Body Cameras – Part 2: Why They Belong in Policies & Procedures

As discussed in our previous blog article, Body Cameras – Part 1: Weighing the Pros and Cons, there are arguments that can be made for and against the use of police body cameras.

Further, to reduce the negatives surrounding the use of body cameras, agencies often now adopt policies and procedures regarding body cameras, train staff to follow the polices and procedures, and enforce these adopted policies and procedures.

Guidelines for Body Cameras in Policies and Procedures

The development of policies and procedures for law enforcement’s use of body cameras can be a daunting exercise. Some states have taken on the task of establishing minimum requirements for policies and procedures covering such devices. Keep in mind that if your state has yet to adopt such guidelines, the guidelines from other states can be helpful in understanding what the standards and best practices are throughout the law enforcement industry throughout the United States. These clarified understandings can then be helpful to you as you develop your own standards respective of your department’s needs.

An Example from the Texas Commission on Law Enforcement

As an example, Texas is a state that has established rules related to the use of body cameras. Here are the guidelines issued by the Texas Commission on Law Enforcement (TCOLE).

Texas Occupations Code §1701.655 establishes requirements for body worn camera policies for law enforcement agencies implementing a body worn camera program. The list below includes the items required to appear in your agency’s policy.

The policy must include:

Guidelines for when a peace officer should activate a camera or discontinue a recording currently in progress, considering the need for privacy in certain situations and at certain locations.

Provisions relating to data retention, including a provision requiring the retention of video for a minimum period of 90 days.

Provisions relating to storage of video and audio, creation of backup copies of the video and audio, and maintenance of data security.

Guidelines for public access, through open records requests, to recordings that are public information.

Provisions entitling an officer to access any recording of an incident involving the officer before the officer is required to make a statement about the incident.
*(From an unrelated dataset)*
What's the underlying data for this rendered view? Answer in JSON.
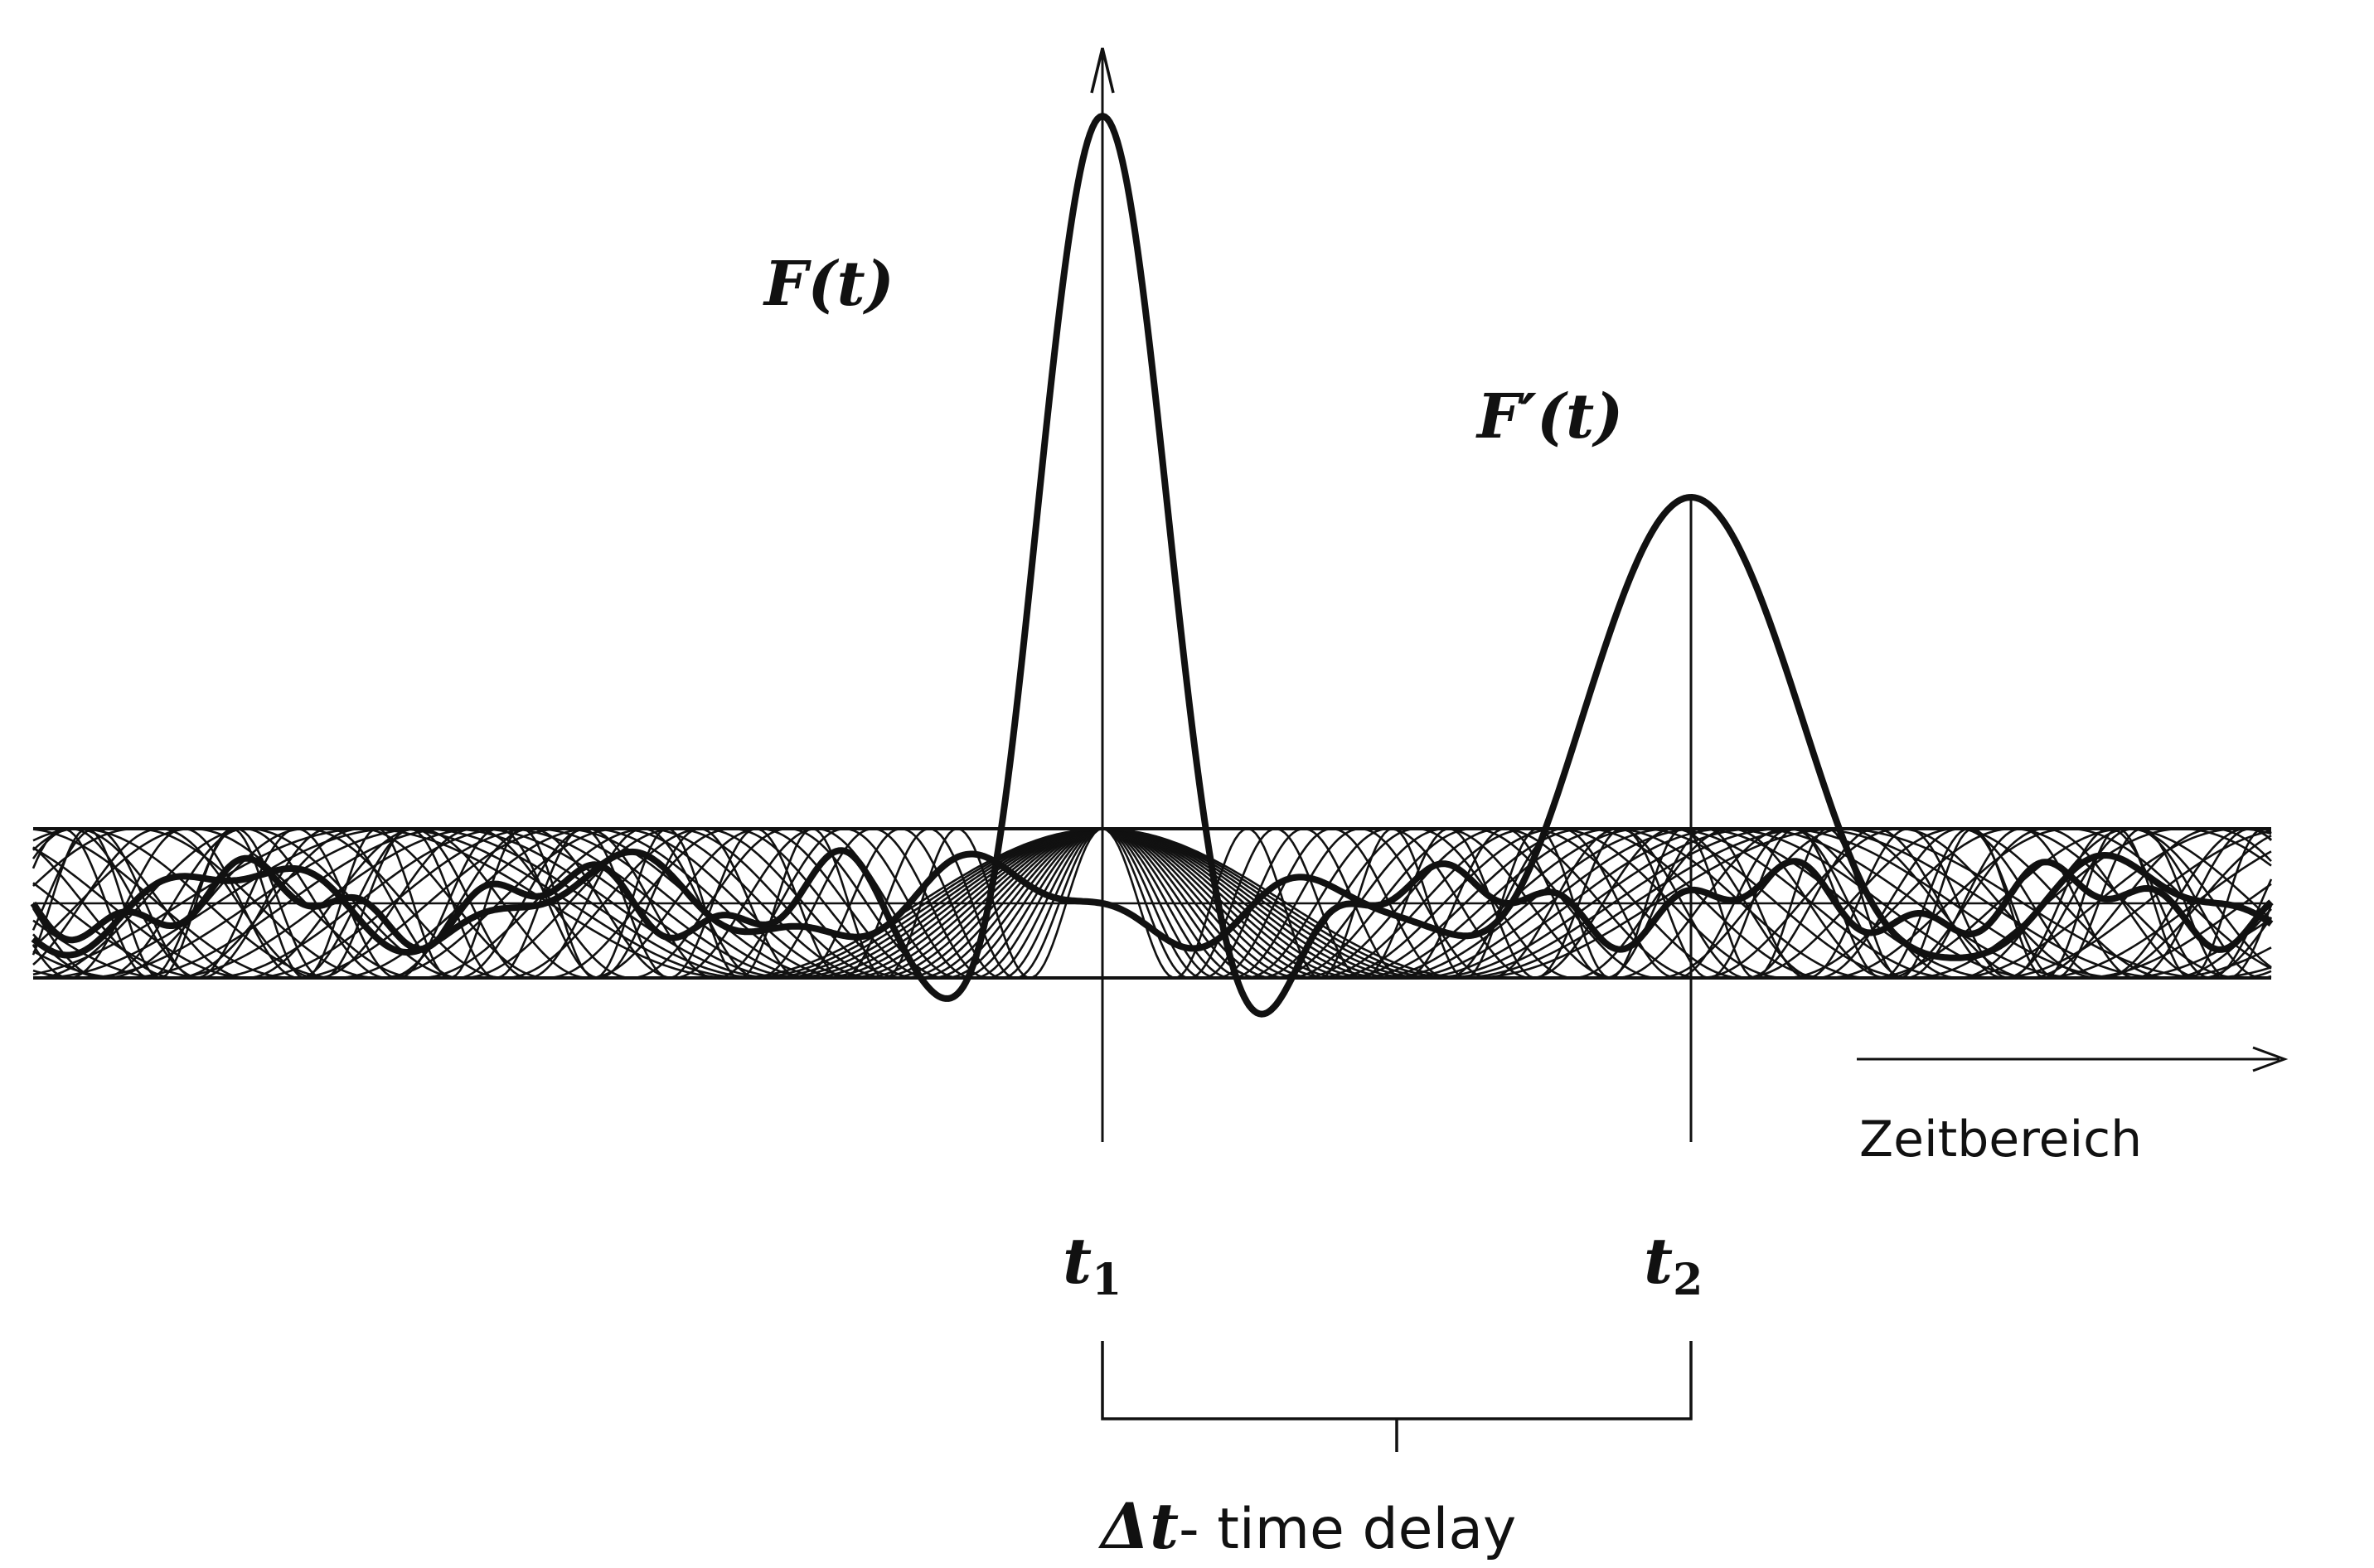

Procedures for supervisory or internal review.

The handling and documenting of equipment and malfunctions of equipment.

Other requirements:

A policy may not require a peace officer to keep a body worn camera activated for the entire period of the officer’s shift.

A policy adopted under this section must be consistent with the Federal Rules of Evidence and Texas Rules of Evidence.

A policy must ensure that a body worn camera is activated only for a law enforcement purpose.

In addition to the minimum requirements, TCOLE also provides sample policies and procedures for Texas agencies to follow.

Agencies Should Establish Policies & Procedures for Using Body Cameras

No matter the jurisdiction, once the decision is made to utilize body cameras, the agency should establish policies and procedures surrounding the use of the body cameras, train staff regarding the use and the requirements of the policies and procedures, and enforce the adopted policies and procedures.